Dünkü gazetelerde Başbakan Erdoğan’ın, yeni yılın ilk dakikalarında, 2010 yılını değerlendirirken “780 bin metrekarelik vatanımızın tamamını modern şekilde ayağa kaldıracağız” dediğini okudum.
Modernleşme” deyince ben yanı başımdaki “Türkiye 2010 İlerleme Raporu”ndaki reformları anlıyorum...
Ve reform konusunda, 2010 yılını kapatırken yaptığımız gibi skandallara imza atıp duruyoruz...
Örneğin, Belçika dönem başkanlığı sona ermeden 22 Aralık’ta açılması hedeflenen rekabet faslı, Türkiye’nin açılış kriterlerini yerine getirmemesi nedeni ile açılamadı...

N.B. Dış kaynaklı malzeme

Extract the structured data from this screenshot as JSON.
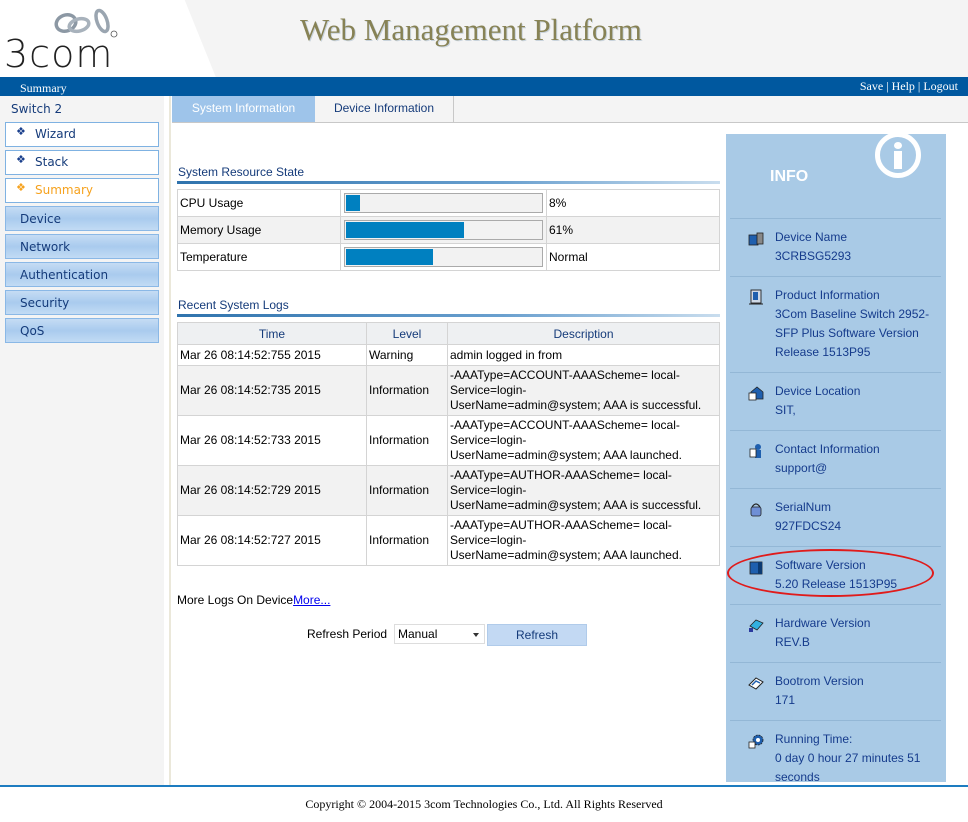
{
  "header": {
    "logo_text": "3com",
    "title": "Web Management Platform"
  },
  "topbar": {
    "breadcrumb": "Summary",
    "links": [
      "Save",
      "Help",
      "Logout"
    ],
    "separator": " | "
  },
  "sidebar": {
    "device_label": "Switch 2",
    "sub_items": [
      {
        "label": "Wizard",
        "active": false
      },
      {
        "label": "Stack",
        "active": false
      },
      {
        "label": "Summary",
        "active": true
      }
    ],
    "groups": [
      "Device",
      "Network",
      "Authentication",
      "Security",
      "QoS"
    ]
  },
  "tabs": [
    {
      "label": "System Information",
      "active": true
    },
    {
      "label": "Device Information",
      "active": false
    }
  ],
  "resources": {
    "title": "System Resource State",
    "rows": [
      {
        "label": "CPU Usage",
        "fill_percent": 8,
        "value": "8%"
      },
      {
        "label": "Memory Usage",
        "fill_percent": 61,
        "value": "61%"
      },
      {
        "label": "Temperature",
        "fill_percent": 45,
        "value": "Normal"
      }
    ]
  },
  "logs": {
    "title": "Recent System Logs",
    "columns": [
      "Time",
      "Level",
      "Description"
    ],
    "rows": [
      {
        "time": "Mar 26 08:14:52:755 2015",
        "level": "Warning",
        "desc": "admin logged in from"
      },
      {
        "time": "Mar 26 08:14:52:735 2015",
        "level": "Information",
        "desc": "-AAAType=ACCOUNT-AAAScheme= local-\nService=login-\nUserName=admin@system; AAA is successful."
      },
      {
        "time": "Mar 26 08:14:52:733 2015",
        "level": "Information",
        "desc": "-AAAType=ACCOUNT-AAAScheme= local-\nService=login-\nUserName=admin@system; AAA launched."
      },
      {
        "time": "Mar 26 08:14:52:729 2015",
        "level": "Information",
        "desc": "-AAAType=AUTHOR-AAAScheme= local-\nService=login-\nUserName=admin@system; AAA is successful."
      },
      {
        "time": "Mar 26 08:14:52:727 2015",
        "level": "Information",
        "desc": "-AAAType=AUTHOR-AAAScheme= local-\nService=login-\nUserName=admin@system; AAA launched."
      }
    ],
    "more_text": "More Logs On Device",
    "more_link": "More..."
  },
  "refresh": {
    "label": "Refresh Period",
    "selected": "Manual",
    "button": "Refresh"
  },
  "info": {
    "title": "INFO",
    "items": [
      {
        "label": "Device Name",
        "value": "3CRBSG5293",
        "icon": "device-icon"
      },
      {
        "label": "Product Information",
        "value": "3Com Baseline Switch 2952-SFP Plus Software Version Release 1513P95",
        "icon": "product-icon"
      },
      {
        "label": "Device Location",
        "value": "SIT,",
        "icon": "location-icon"
      },
      {
        "label": "Contact Information",
        "value": "support@",
        "icon": "contact-icon"
      },
      {
        "label": "SerialNum",
        "value": "927FDCS24",
        "icon": "serial-icon"
      },
      {
        "label": "Software Version",
        "value": "5.20 Release 1513P95",
        "icon": "software-icon",
        "highlighted": true
      },
      {
        "label": "Hardware Version",
        "value": "REV.B",
        "icon": "hardware-icon"
      },
      {
        "label": "Bootrom Version",
        "value": "171",
        "icon": "bootrom-icon"
      },
      {
        "label": "Running Time:",
        "value": "0 day 0 hour 27 minutes 51 seconds",
        "icon": "gear-icon"
      }
    ]
  },
  "colors": {
    "brand_blue": "#00589f",
    "bar_fill": "#0080c0",
    "active_nav": "#f6a21e",
    "highlight_oval": "#e01b1b"
  },
  "footer": {
    "copyright": "Copyright © 2004-2015 3com Technologies Co., Ltd. All Rights Reserved"
  }
}
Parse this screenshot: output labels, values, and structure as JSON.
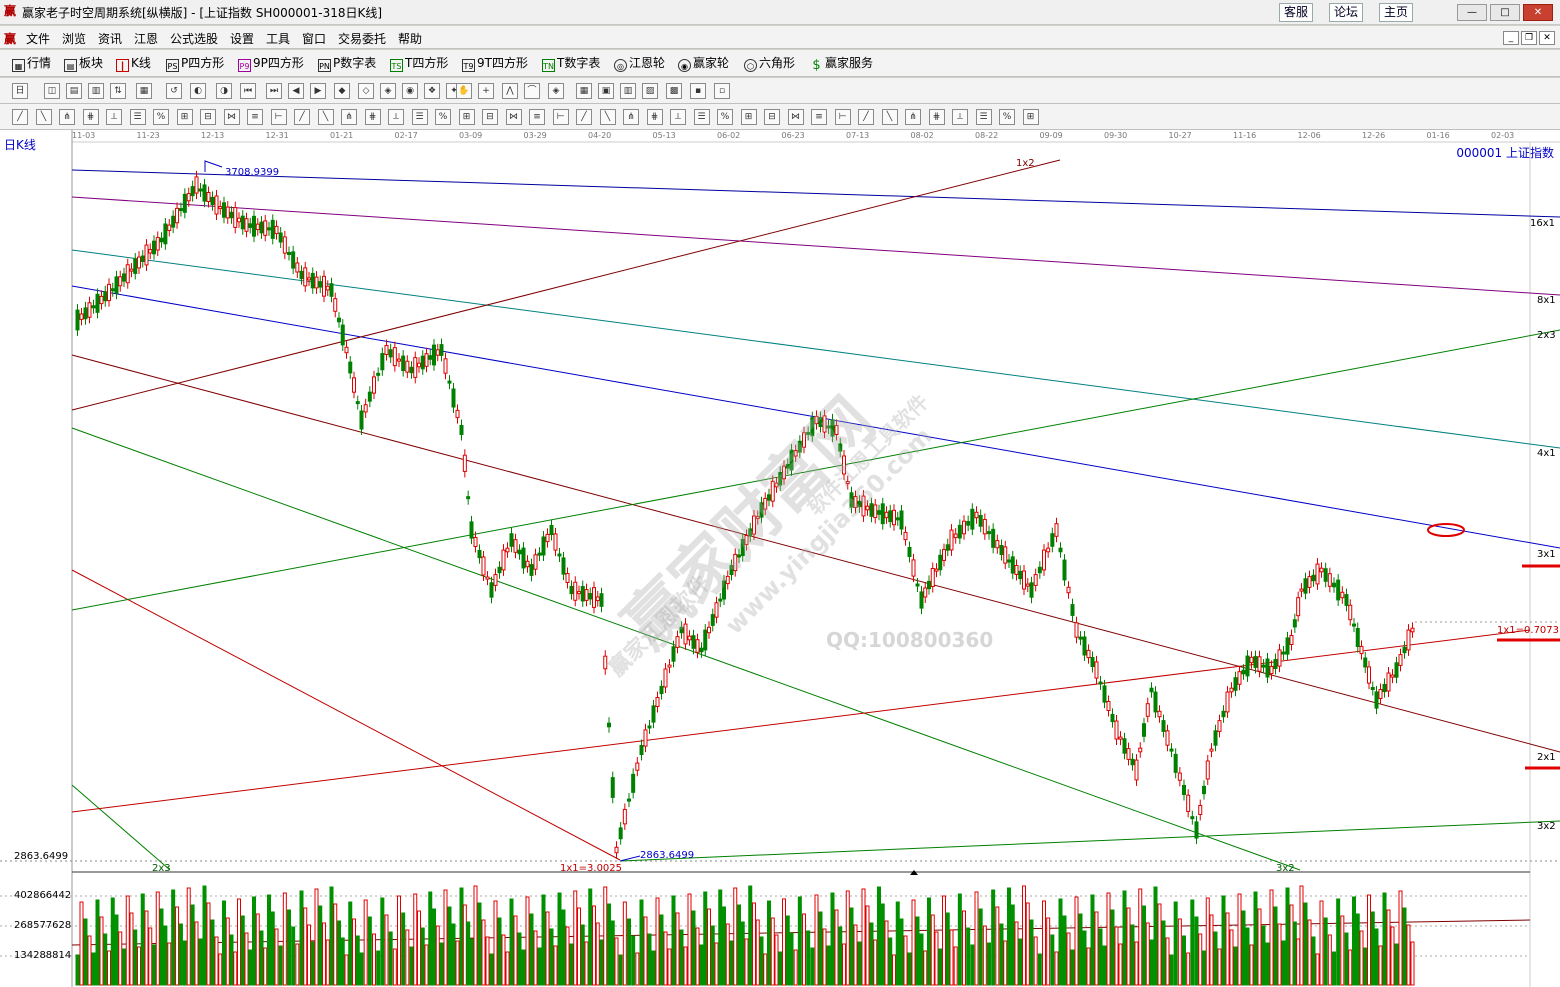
{
  "window": {
    "title": "赢家老子时空周期系统[纵横版] - [上证指数  SH000001-318日K线]",
    "links": [
      "客服",
      "论坛",
      "主页"
    ]
  },
  "menu": [
    "文件",
    "浏览",
    "资讯",
    "江恩",
    "公式选股",
    "设置",
    "工具",
    "窗口",
    "交易委托",
    "帮助"
  ],
  "toolbar1": [
    "行情",
    "板块",
    "K线",
    "P四方形",
    "9P四方形",
    "P数字表",
    "T四方形",
    "9T四方形",
    "T数字表",
    "江恩轮",
    "赢家轮",
    "六角形",
    "赢家服务"
  ],
  "chart": {
    "period_label": "日K线",
    "symbol_label": "000001  上证指数",
    "dates": [
      "11-03",
      "11-23",
      "12-13",
      "12-31",
      "01-21",
      "02-17",
      "03-09",
      "03-29",
      "04-20",
      "05-13",
      "06-02",
      "06-23",
      "07-13",
      "08-02",
      "08-22",
      "09-09",
      "09-30",
      "10-27",
      "11-16",
      "12-06",
      "12-26",
      "01-16",
      "02-03"
    ],
    "high_label": "3708.9399",
    "low_label": "2863.6499",
    "axis_low": "2863.6499",
    "vol_labels": [
      "402866442",
      "268577628",
      "134288814"
    ],
    "gann_labels": {
      "top": "1x2",
      "r16": "16x1",
      "r8": "8x1",
      "r2x3": "2x3",
      "r4": "4x1",
      "r3": "3x1",
      "r1x1": "1x1=0.7073",
      "r2": "2x1",
      "r3x2": "3x2",
      "b2x3": "2x3",
      "b1x1": "1x1=3.0025",
      "b3x2": "3x2"
    },
    "watermark": {
      "main": "赢家财富网",
      "line2": "赢家江恩软件",
      "url": "www.yingjia360.com",
      "line3": "软件江恩工具软件",
      "qq": "QQ:100800360"
    }
  }
}
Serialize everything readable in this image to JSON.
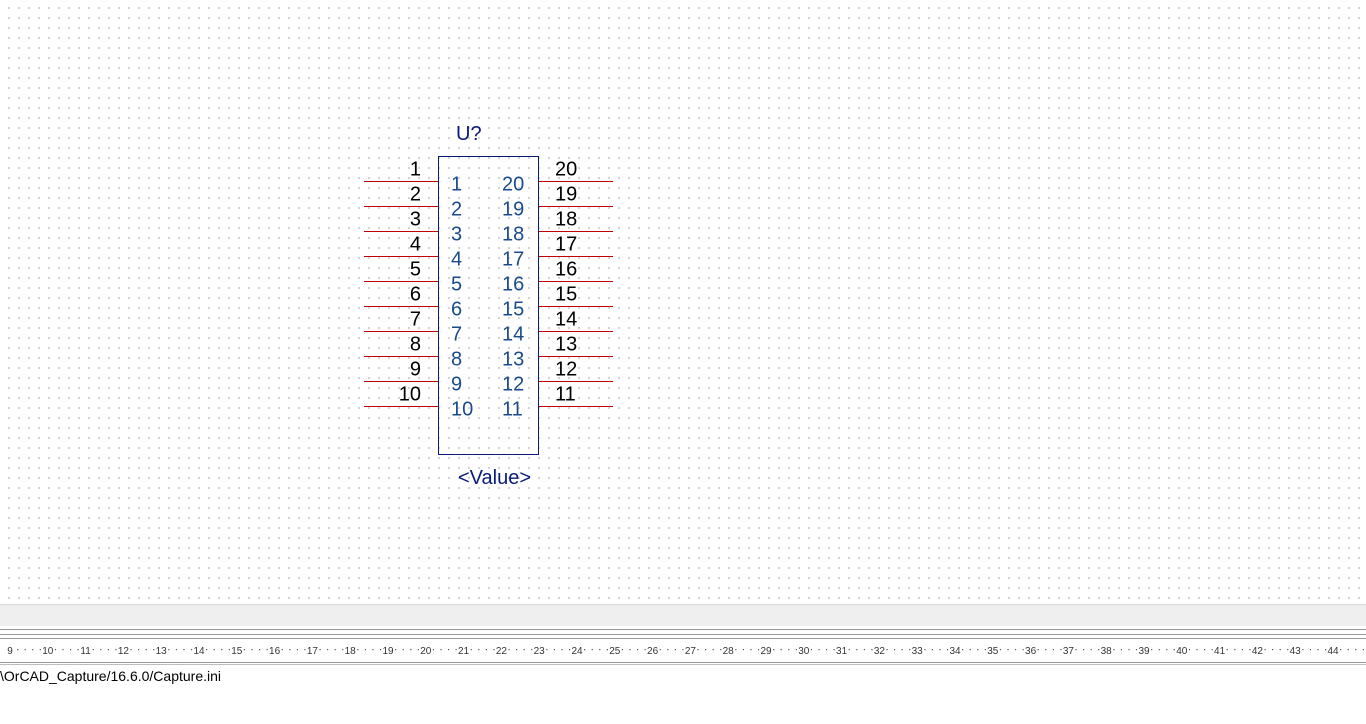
{
  "component": {
    "refdes": "U?",
    "value": "<Value>",
    "left_pins_outer": [
      "1",
      "2",
      "3",
      "4",
      "5",
      "6",
      "7",
      "8",
      "9",
      "10"
    ],
    "left_pins_inner": [
      "1",
      "2",
      "3",
      "4",
      "5",
      "6",
      "7",
      "8",
      "9",
      "10"
    ],
    "right_pins_outer": [
      "20",
      "19",
      "18",
      "17",
      "16",
      "15",
      "14",
      "13",
      "12",
      "11"
    ],
    "right_pins_inner": [
      "20",
      "19",
      "18",
      "17",
      "16",
      "15",
      "14",
      "13",
      "12",
      "11"
    ]
  },
  "colors": {
    "pin_wire": "#c00000",
    "body_outline": "#0a1a7a",
    "grid_dot": "#c8c8c8"
  },
  "ruler": {
    "labels": [
      "9",
      "10",
      "11",
      "12",
      "13",
      "14",
      "15",
      "16",
      "17",
      "18",
      "19",
      "20",
      "21",
      "22",
      "23",
      "24",
      "25",
      "26",
      "27",
      "28",
      "29",
      "30",
      "31",
      "32",
      "33",
      "34",
      "35",
      "36",
      "37",
      "38",
      "39",
      "40",
      "41",
      "42",
      "43",
      "44"
    ]
  },
  "status": {
    "path_text": "\\OrCAD_Capture/16.6.0/Capture.ini"
  }
}
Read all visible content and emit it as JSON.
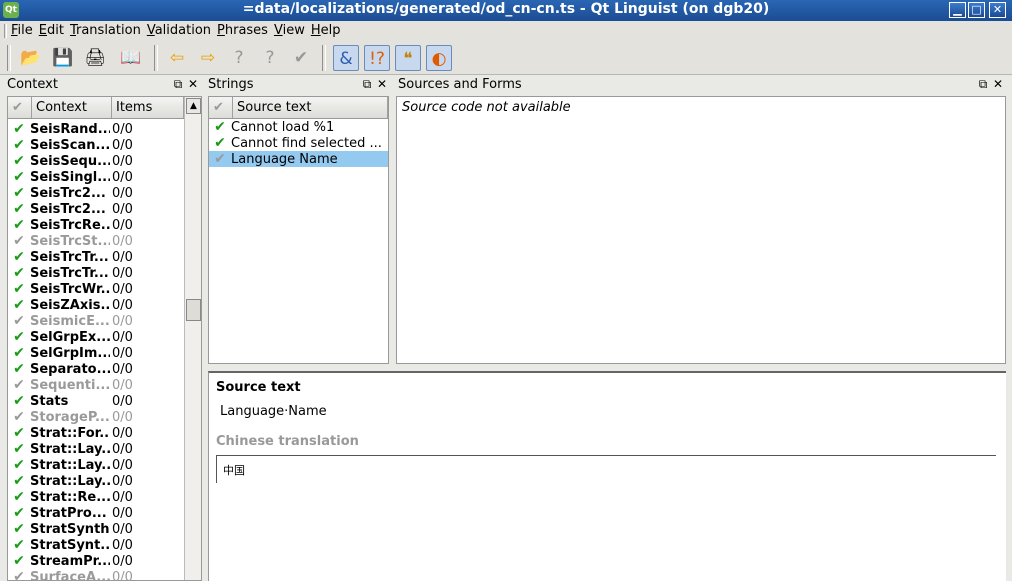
{
  "window": {
    "title": "=data/localizations/generated/od_cn-cn.ts - Qt Linguist (on dgb20)",
    "logo": "Qt"
  },
  "menu": [
    {
      "label": "File",
      "underline": "F",
      "rest": "ile"
    },
    {
      "label": "Edit",
      "underline": "E",
      "rest": "dit"
    },
    {
      "label": "Translation",
      "underline": "T",
      "rest": "ranslation"
    },
    {
      "label": "Validation",
      "underline": "V",
      "rest": "alidation"
    },
    {
      "label": "Phrases",
      "underline": "P",
      "rest": "hrases"
    },
    {
      "label": "View",
      "underline": "V",
      "rest": "iew"
    },
    {
      "label": "Help",
      "underline": "H",
      "rest": "elp"
    }
  ],
  "toolbar_icons": [
    "open-icon",
    "save-icon",
    "print-icon",
    "phrasebook-icon",
    "prev-icon",
    "next-icon",
    "prev-unfinished-icon",
    "next-unfinished-icon",
    "done-next-icon",
    "accelerators-icon",
    "punctuation-icon",
    "phrase-matches-icon",
    "place-markers-icon"
  ],
  "context_panel": {
    "title": "Context",
    "col_context": "Context",
    "col_items": "Items",
    "rows": [
      {
        "name": "SeisRand...",
        "items": "0/0",
        "state": "done"
      },
      {
        "name": "SeisScan...",
        "items": "0/0",
        "state": "done"
      },
      {
        "name": "SeisSequ...",
        "items": "0/0",
        "state": "done"
      },
      {
        "name": "SeisSingl...",
        "items": "0/0",
        "state": "done"
      },
      {
        "name": "SeisTrc2...",
        "items": "0/0",
        "state": "done"
      },
      {
        "name": "SeisTrc2...",
        "items": "0/0",
        "state": "done"
      },
      {
        "name": "SeisTrcRe...",
        "items": "0/0",
        "state": "done"
      },
      {
        "name": "SeisTrcSt...",
        "items": "0/0",
        "state": "obsolete"
      },
      {
        "name": "SeisTrcTr...",
        "items": "0/0",
        "state": "done"
      },
      {
        "name": "SeisTrcTr...",
        "items": "0/0",
        "state": "done"
      },
      {
        "name": "SeisTrcWr...",
        "items": "0/0",
        "state": "done"
      },
      {
        "name": "SeisZAxis...",
        "items": "0/0",
        "state": "done"
      },
      {
        "name": "SeismicE...",
        "items": "0/0",
        "state": "obsolete"
      },
      {
        "name": "SelGrpEx...",
        "items": "0/0",
        "state": "done"
      },
      {
        "name": "SelGrpIm...",
        "items": "0/0",
        "state": "done"
      },
      {
        "name": "Separato...",
        "items": "0/0",
        "state": "done"
      },
      {
        "name": "Sequenti...",
        "items": "0/0",
        "state": "obsolete"
      },
      {
        "name": "Stats",
        "items": "0/0",
        "state": "done"
      },
      {
        "name": "StorageP...",
        "items": "0/0",
        "state": "obsolete"
      },
      {
        "name": "Strat::For...",
        "items": "0/0",
        "state": "done"
      },
      {
        "name": "Strat::Lay...",
        "items": "0/0",
        "state": "done"
      },
      {
        "name": "Strat::Lay...",
        "items": "0/0",
        "state": "done"
      },
      {
        "name": "Strat::Lay...",
        "items": "0/0",
        "state": "done"
      },
      {
        "name": "Strat::Re...",
        "items": "0/0",
        "state": "done"
      },
      {
        "name": "StratPro...",
        "items": "0/0",
        "state": "done"
      },
      {
        "name": "StratSynth",
        "items": "0/0",
        "state": "done"
      },
      {
        "name": "StratSynt...",
        "items": "0/0",
        "state": "done"
      },
      {
        "name": "StreamPr...",
        "items": "0/0",
        "state": "done"
      },
      {
        "name": "SurfaceA...",
        "items": "0/0",
        "state": "obsolete"
      }
    ]
  },
  "strings_panel": {
    "title": "Strings",
    "col_source": "Source text",
    "rows": [
      {
        "text": "Cannot load %1",
        "state": "done",
        "selected": false
      },
      {
        "text": "Cannot find selected ...",
        "state": "done",
        "selected": false
      },
      {
        "text": "Language Name",
        "state": "gray",
        "selected": true
      }
    ]
  },
  "sources_panel": {
    "title": "Sources and Forms",
    "message": "Source code not available"
  },
  "editor": {
    "source_label": "Source text",
    "source_value": "Language·Name",
    "translation_label": "Chinese translation",
    "translation_value": "中国"
  }
}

Üstelik rekabet faslı, Türkiye’nin önünde herhangi bir siyasi engel olmayan üç başlıktan biriydi.
Daha vahimi AK Parti hükümetinin 2006’dan bu yana bilinen açılış kriterlerini yerine getirmemesi, dört yıldır sallayıp durması...
AB’nin “rekabet” anlayışının “eşik kriterlerine” sahip olmadan modernleşme, nasıl bir modernleşme olur ki?
***
“Rekabet faslı” müzakereye neden açılamadı?
Çünkü devlet yardımları kanununa ilişkin ikincil mevzuat yürürlüğe girmedi...
Çünkü çelik sektörüne daha önce verilmiş devlet yardımları ile ilgili AB’nin ilave bilgi taleplerine zamanında yanıt verilmedi...
Çünkü devlet yardımları kurulunun bazı üyeleri atanmadı ve kurul zamanında işlemeye başlamadı...
Çünkü devlet yardımlarına ilişkin envanter ve eylem planı AB Komisyonu’na zamanında iletilemedi...
Ve böylece teknik kriterlerin yerine getirilememesi yüzünden son altı aylık dönemde açılamayan “rekabet” başlığı Macaristan dönem başkanlığına sarkmış oldu.
Eşe dosta yapılan açıklamalarla Brüksel’den gelen yakınma seslerini bastırarak, bu derbederlik, hatta gönülsüzlük saklanabilir mi?
Bir toplumu refaha taşıyacak en önemli ve en sihirli araç olan rekabetin eşik değerlerine ulaşılmadan modernleşme mümkün mü?
Eğer mümkün ise iktisat fakültelerinin hepsini kapatalım...
***
Keşke “siyasal iktidar” kavgası yerine “insan odaklı” bir demokratik rejim hedefi olan gerçek bir muhalefetimiz olsa...
Ve AB reformları üzerinden muhalefet yapsa...
Altı yıldır bekleyip duran Sayıştay Uyum Yasası’nın askeri harcamaları denetlemesi, siyasal iktidar partisinin grup başkanvekilleri marifetiyle Meclis ve kamuoyu gündeminden kaçırıldı... Denetimi bir komisyon askerlerin istediği gibi yapıp, sonuçları açıklamayacak... AB’de böyle bir uygulama yok...
Ama ne CHP’den ne de bir başka siyasal partiden gık çıkmadı...
“Rekabet faslı” konusu da aynı, dört yıldır gereken düzenlemeler yapılmadığı için AB ile fasıl açılamıyor ama muhalefetten tek bir eleştiri gelmiyor...
CHP’nin açıkladığı 41 maddelik öncelikler listesinde AB’nin olmadığını bilince, bunları siyasetten beklemenin ne kadar anlamsız olduğu ortaya çıkıyor...
Doğru dürüst bir siyaset kurumu olsa, zaten önce 12 Eylül rejiminin siyaseti belirleyen yasalarına isyan eder, beş generalin iradesiyle otuz yıldır kuzu kuzu geçinmezdi...
***
AB’ye bu kadar boş veren bir irade, “yeni bir anayasa” yapar mı?
Yapacak ise Sayıştay Yasası’nda neden askeri harcamaları açık ve saydam denetimden kaçırdı?
Ya da neden seçimden önce inandırıcı taslağı ortaya çıkarmıyor?
AK Parti’nin ilk üç yılındaki çok başarılı hali, şimdi çok uzaklarda...
Bırakın, “vatan toprağımızın tamamını modern bir şekilde ayağa kaldırmayı”, ikbal arayışının tamamıyla öne çıkması nedeniyle, geçmişi de arar hale düşmekten korkuyorum...
Sayın Başbakan bu “rekabet faslı” neden açılamadı acaba?